Derivatives are products whose value is derived from other assets. A simple example is a forward contract and a more complicated one an option over an asset. Derivatives are valued using risk neutral, or arbitrage free, pricing because it is possible to create a perfectly replicating portfolio that will have the same payoff as the derivative from a portfolio of the underlying asset and cash. This means that no assumptions need to be made about the valuation of the underlying asset. Derivatives are about relative pricing. You wouldn't, for example, use risk-neutral valuation to determine the value of an equity or property.
The theories quoted are powerful but not relevant for valuing pension schemes. A pension benefit is an asset in its own right, not a derivative of another asset.
Wilbrink and Beenen would perhaps like to suggest that pension benefits are a derivative of risk-free investments. Indeed, they quote the example of a member having no risk tolerance and that the pension benefit should be treated as being risk free. They have ignored a big part of what a pension benefit is, though, when making this assertion.

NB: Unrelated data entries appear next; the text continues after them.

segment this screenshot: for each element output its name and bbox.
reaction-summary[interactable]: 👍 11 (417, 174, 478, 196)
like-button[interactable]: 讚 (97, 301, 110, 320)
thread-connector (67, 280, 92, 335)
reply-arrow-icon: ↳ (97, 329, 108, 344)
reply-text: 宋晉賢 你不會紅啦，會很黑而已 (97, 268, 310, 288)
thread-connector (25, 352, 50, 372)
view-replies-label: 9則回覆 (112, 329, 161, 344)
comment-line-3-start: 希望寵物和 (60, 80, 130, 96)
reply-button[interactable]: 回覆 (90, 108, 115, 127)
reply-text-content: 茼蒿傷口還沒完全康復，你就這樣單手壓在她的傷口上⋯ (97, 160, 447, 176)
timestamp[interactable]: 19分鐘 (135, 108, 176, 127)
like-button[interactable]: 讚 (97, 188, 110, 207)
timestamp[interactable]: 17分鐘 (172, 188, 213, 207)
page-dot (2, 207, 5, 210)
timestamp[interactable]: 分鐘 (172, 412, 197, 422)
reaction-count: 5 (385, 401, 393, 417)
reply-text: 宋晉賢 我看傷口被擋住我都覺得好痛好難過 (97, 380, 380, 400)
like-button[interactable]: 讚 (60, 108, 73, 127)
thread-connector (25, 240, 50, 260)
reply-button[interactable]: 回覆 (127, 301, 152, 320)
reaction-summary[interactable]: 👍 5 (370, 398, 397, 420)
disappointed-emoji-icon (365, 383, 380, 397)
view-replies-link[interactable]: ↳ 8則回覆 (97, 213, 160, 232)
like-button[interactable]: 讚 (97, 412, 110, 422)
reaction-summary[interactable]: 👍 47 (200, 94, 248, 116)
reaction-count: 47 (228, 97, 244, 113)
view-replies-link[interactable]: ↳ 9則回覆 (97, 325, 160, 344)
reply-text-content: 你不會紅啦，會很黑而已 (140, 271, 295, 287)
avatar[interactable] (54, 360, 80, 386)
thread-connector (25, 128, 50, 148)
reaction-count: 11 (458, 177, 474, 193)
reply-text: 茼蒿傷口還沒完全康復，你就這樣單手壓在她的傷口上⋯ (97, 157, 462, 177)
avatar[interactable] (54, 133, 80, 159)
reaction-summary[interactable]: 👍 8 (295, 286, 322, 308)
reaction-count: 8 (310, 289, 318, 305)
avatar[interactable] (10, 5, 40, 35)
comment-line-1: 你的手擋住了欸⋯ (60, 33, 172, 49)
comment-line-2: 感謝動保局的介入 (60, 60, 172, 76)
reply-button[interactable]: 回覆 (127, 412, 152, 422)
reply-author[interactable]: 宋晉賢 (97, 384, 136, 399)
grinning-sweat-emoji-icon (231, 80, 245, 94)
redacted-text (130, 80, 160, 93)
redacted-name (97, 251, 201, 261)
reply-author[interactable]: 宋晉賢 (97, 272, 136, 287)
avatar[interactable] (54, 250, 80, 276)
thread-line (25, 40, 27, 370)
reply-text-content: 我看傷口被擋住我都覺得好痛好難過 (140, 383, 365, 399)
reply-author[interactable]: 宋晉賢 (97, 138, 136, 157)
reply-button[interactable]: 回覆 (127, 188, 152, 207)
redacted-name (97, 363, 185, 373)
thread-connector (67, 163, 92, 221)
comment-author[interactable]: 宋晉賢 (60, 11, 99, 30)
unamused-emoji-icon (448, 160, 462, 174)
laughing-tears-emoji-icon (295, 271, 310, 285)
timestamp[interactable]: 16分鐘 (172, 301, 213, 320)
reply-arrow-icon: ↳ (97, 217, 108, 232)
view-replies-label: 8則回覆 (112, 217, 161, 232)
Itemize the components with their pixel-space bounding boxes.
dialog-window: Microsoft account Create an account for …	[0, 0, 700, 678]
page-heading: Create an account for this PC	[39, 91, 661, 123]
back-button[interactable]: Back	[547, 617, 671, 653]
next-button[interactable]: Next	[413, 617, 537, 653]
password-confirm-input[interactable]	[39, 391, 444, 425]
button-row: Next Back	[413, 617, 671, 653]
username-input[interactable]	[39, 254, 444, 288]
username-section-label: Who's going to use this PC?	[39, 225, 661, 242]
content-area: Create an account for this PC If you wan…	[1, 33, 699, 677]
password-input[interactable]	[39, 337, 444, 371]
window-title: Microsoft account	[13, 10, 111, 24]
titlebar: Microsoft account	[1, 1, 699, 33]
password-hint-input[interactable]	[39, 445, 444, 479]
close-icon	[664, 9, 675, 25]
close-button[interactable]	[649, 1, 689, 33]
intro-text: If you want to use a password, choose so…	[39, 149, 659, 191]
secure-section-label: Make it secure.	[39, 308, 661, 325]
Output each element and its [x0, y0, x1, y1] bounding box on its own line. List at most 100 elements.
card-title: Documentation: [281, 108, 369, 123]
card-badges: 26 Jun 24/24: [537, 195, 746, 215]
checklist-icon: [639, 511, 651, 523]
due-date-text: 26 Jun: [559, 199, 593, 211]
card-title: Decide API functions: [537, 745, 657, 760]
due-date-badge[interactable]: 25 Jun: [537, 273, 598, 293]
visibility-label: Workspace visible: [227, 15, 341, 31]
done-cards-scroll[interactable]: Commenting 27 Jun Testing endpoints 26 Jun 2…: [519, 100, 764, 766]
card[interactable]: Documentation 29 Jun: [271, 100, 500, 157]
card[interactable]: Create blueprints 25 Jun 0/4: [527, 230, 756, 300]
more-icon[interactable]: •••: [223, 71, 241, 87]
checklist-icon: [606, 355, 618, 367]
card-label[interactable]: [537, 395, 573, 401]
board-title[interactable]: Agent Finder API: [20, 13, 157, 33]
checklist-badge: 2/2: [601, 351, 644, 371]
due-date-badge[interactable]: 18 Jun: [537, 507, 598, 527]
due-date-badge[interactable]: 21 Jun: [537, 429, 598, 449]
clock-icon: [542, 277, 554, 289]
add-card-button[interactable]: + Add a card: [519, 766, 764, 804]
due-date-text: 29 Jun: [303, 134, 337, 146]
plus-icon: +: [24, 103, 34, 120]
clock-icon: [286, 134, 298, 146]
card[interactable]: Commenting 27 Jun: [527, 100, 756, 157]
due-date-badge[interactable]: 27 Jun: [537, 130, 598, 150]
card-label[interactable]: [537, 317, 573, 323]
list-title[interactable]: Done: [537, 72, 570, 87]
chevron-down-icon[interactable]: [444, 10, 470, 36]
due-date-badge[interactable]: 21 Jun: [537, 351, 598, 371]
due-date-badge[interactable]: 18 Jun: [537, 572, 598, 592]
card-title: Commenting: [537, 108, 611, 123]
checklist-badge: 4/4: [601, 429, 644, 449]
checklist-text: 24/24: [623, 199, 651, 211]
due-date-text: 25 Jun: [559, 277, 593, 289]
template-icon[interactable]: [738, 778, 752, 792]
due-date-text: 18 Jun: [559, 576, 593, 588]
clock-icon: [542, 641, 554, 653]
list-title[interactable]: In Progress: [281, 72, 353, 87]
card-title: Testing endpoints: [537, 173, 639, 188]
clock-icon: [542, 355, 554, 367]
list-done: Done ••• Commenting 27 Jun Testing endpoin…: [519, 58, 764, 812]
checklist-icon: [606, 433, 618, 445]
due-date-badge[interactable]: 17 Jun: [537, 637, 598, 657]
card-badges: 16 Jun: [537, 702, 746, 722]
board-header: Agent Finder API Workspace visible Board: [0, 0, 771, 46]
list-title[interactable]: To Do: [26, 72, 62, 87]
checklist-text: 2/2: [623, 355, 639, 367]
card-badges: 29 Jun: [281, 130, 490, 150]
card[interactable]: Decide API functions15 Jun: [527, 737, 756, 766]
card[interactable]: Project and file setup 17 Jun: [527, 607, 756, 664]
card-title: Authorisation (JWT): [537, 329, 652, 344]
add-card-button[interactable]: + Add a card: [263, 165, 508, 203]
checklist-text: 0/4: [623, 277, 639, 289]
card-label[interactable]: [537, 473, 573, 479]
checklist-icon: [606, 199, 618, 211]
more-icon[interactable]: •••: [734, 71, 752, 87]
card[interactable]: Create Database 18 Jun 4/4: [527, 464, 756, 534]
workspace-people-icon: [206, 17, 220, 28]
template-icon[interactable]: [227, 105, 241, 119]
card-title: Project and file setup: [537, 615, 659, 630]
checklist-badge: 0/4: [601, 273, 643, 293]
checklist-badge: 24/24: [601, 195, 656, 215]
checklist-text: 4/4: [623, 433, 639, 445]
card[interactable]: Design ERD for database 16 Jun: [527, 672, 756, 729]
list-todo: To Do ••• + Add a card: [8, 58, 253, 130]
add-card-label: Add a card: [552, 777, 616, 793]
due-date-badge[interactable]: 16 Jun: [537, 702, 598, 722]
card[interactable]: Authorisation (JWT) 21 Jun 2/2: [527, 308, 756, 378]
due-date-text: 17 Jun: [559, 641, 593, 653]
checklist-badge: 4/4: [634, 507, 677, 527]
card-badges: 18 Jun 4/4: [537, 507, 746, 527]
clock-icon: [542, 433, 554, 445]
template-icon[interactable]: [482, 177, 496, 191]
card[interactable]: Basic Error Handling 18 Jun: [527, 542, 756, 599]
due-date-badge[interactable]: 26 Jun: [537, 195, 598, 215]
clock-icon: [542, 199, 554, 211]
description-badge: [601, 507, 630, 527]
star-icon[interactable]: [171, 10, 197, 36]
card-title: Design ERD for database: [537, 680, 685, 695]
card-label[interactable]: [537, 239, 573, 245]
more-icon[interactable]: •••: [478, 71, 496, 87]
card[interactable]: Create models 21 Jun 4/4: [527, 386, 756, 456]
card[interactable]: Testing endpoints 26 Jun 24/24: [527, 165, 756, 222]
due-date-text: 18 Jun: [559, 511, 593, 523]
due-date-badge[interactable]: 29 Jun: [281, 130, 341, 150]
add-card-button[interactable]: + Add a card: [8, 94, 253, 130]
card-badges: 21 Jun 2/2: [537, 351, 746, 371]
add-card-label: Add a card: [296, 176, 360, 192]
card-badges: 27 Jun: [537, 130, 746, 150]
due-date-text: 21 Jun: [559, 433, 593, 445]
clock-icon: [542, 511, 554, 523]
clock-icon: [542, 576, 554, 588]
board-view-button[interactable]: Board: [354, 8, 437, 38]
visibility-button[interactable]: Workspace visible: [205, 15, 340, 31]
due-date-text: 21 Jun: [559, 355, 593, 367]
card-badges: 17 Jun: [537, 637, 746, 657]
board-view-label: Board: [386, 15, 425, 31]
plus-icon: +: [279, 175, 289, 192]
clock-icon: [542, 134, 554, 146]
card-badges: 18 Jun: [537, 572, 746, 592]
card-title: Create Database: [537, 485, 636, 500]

However, I couldn't tell you how much above 100% the coverage was, as I don't know what the value of a pension benefit is. There is no market to tell me this, nor would it be desirable to have one. In fact, in the UK, we have specific legislation to prevent it. I could construct models to come up with a 'value' in the same way as I could value a company share or a property. It would only be a model, though, and highly subjective to my personal views. A market price would reflect everyone's view. For these reasons, talking about 'market value' of pension liabilities is a pretty pointless and unnecessary exercise.